Zapewne wielu z was zadaje sobie następujące pytania:
Jaki jest styl życia pani dietetyk ?
Czy to co zalecam pacjentom sama stosuje?
Moja odpowiedź brzmi: Tak, większość zaleceń dotyczących zdrowego stylu życia, które zalecam pacjentom, sama również stosuję. Dla pełniejszej wiarygodności postaram się być szczera i podam więcej szczegółów.
Czy nadmiar rzeczy tworzy twój tłuszczyk i niszczy twój nastrój?
Zalecenia pani dietetyk a jej styl życia:
- Unikaj cukru? Rzadko kupuje komercyjne słodycze, czasami piekę zdrowe ciasta
- Koniec z dietetyczną czy jakąkolwiek inną colą? Nie pamiętam, kiedy ostatnio piłam colę
- Codzienna medytacja? Pracuje nad tym…
- Sen jest tak samo ważny jak zdrowa dieta? Tak, staram się spać 8 godzin każdej nocy.
- Porzucić leki przeciwbólowe? Rozumiem przez co przechodzisz, ponieważ sama to robiłam ale dawno, dawno temu.
- Pozbądź się nadmiaru rzeczy w swoim życiu i bałaganu ? Ten punkt wciąż jest na mojej liście „do zrobienia” :-(.

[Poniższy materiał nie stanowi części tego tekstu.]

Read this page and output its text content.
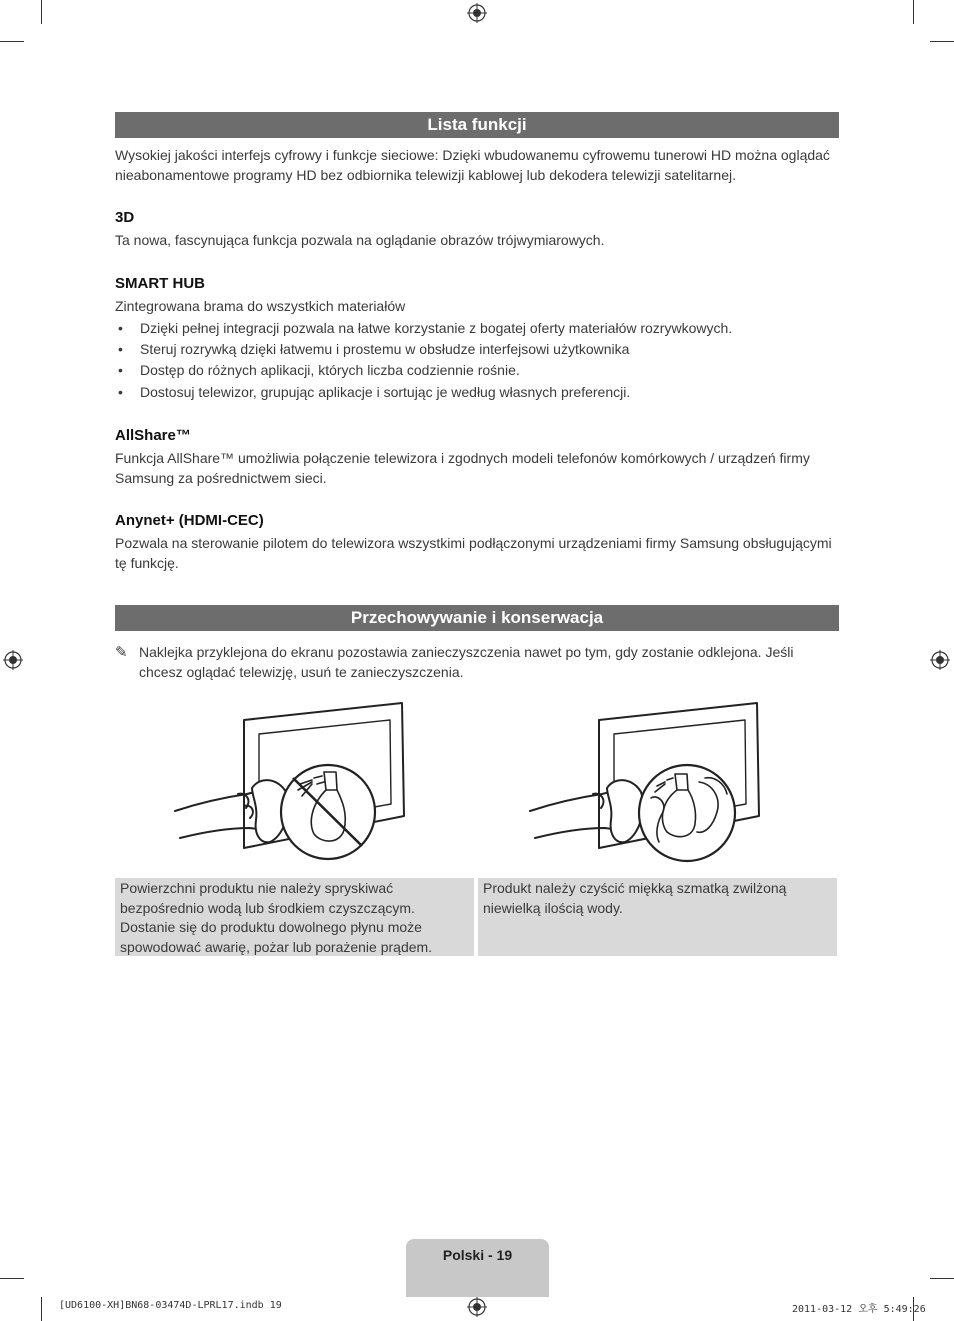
Lista funkcji
Wysokiej jakości interfejs cyfrowy i funkcje sieciowe: Dzięki wbudowanemu cyfrowemu tunerowi HD można oglądać nieabonamentowe programy HD bez odbiornika telewizji kablowej lub dekodera telewizji satelitarnej.
3D
Ta nowa, fascynująca funkcja pozwala na oglądanie obrazów trójwymiarowych.
SMART HUB
Zintegrowana brama do wszystkich materiałów
• Dzięki pełnej integracji pozwala na łatwe korzystanie z bogatej oferty materiałów rozrywkowych.
• Steruj rozrywką dzięki łatwemu i prostemu w obsłudze interfejsowi użytkownika
• Dostęp do różnych aplikacji, których liczba codziennie rośnie.
• Dostosuj telewizor, grupując aplikacje i sortując je według własnych preferencji.
AllShare™
Funkcja AllShare™ umożliwia połączenie telewizora i zgodnych modeli telefonów komórkowych / urządzeń firmy Samsung za pośrednictwem sieci.
Anynet+ (HDMI-CEC)
Pozwala na sterowanie pilotem do telewizora wszystkimi podłączonymi urządzeniami firmy Samsung obsługującymi tę funkcję.
Przechowywanie i konserwacja
✎ Naklejka przyklejona do ekranu pozostawia zanieczyszczenia nawet po tym, gdy zostanie odklejona. Jeśli chcesz oglądać telewizję, usuń te zanieczyszczenia.
Powierzchni produktu nie należy spryskiwać bezpośrednio wodą lub środkiem czyszczącym. Dostanie się do produktu dowolnego płynu może spowodować awarię, pożar lub porażenie prądem.
Produkt należy czyścić miękką szmatką zwilżoną niewielką ilością wody.
Polski - 19
[UD6100-XH]BN68-03474D-LPRL17.indb 19	2011-03-12 오후 5:49:26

Nadmiar rzeczy, bałagan = STRES
Niedawno przeczytałam pracę naukową z 2010 roku, w którym odkryto, że u kobiet istnieje wyraźny związek między „dużym zagęszczeniem przedmiotów gospodarstwa domowego” a podwyższonym poziomem kortyzolu. Zdaniem naukowców im więcej rzeczy posiada kobieta, tym większy odczuwa stres. Czytając to maiłam wrażenie, że mówią o mnie. Kuchenne gadżety kupowałam dotąd aż okazało się, że już więcej szafek nie do się dokupić bo nie ma na nie miejsca. Jestem zwolennikiem zdrowego gotowania w odpowiednich naczyniach , więc stosuję porcelanowe garnki, czajnik, tartownicę i inne naczynia do pieczenia. Najgorzej było z czajnikami , które wymieniałam średnio co rok , z powodu tylko potłuczonej przykrywki. Od dwóch lat nie wymieniam , bo Chińczycy wymyślili nowy czajnik porcelanowy z plastikową przykrywką, trwale przymocowaną. Niestety gadżety gospodarstwa domowego to nie jedyne rzeczy, których my kobiety mamy nadmiar… ale o tym potem.

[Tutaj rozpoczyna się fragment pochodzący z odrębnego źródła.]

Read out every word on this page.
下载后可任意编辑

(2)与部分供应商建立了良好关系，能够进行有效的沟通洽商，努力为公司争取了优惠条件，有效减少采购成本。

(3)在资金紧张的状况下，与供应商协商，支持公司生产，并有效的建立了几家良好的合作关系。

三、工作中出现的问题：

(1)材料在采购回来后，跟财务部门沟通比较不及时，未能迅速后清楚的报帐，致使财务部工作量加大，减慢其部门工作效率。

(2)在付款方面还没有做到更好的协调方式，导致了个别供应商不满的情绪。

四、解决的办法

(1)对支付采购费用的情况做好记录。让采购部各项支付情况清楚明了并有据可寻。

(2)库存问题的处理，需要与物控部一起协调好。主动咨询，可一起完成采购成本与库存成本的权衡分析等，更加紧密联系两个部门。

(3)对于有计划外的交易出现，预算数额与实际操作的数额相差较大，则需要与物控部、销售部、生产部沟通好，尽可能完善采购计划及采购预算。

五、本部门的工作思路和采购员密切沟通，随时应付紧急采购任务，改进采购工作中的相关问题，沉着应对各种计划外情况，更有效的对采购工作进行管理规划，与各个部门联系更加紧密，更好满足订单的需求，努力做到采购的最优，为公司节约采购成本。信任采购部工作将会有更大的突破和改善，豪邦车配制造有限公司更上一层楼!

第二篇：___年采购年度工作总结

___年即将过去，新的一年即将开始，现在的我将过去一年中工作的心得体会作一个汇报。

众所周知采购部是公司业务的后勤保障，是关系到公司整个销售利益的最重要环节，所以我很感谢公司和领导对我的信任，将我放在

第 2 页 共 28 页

Mam jeszcze jedną stresującą wiadomość, ta zasada nadmiaru rzeczy i stresu wg badań naukowców nie dotyczy mężczyzn. Więc kolejna 30 wędka czy inny rodzaj wyposażenia męskich pasji, zawalający piwnicę czy garaż stresuje niestety tylko kobiety….
Mamy za dużo rzeczy
Większość z nas wie, że mamy za dużo rzeczy. Ale czy wszyscy wiedzą, że nasz organizm mocno odczuwa ciężar naszego bałaganu. Odczuwamy wyraźne zmęczenie sprzątaniem, zarządzaniem i organizowaniem . W pokojach dzieci bałagan, szuflady w sypialni, garderobie nie zamykają się, a nasze szafy są wypełnione od góry do dołu. Dowody bałaganu są wszędzie wokół nas.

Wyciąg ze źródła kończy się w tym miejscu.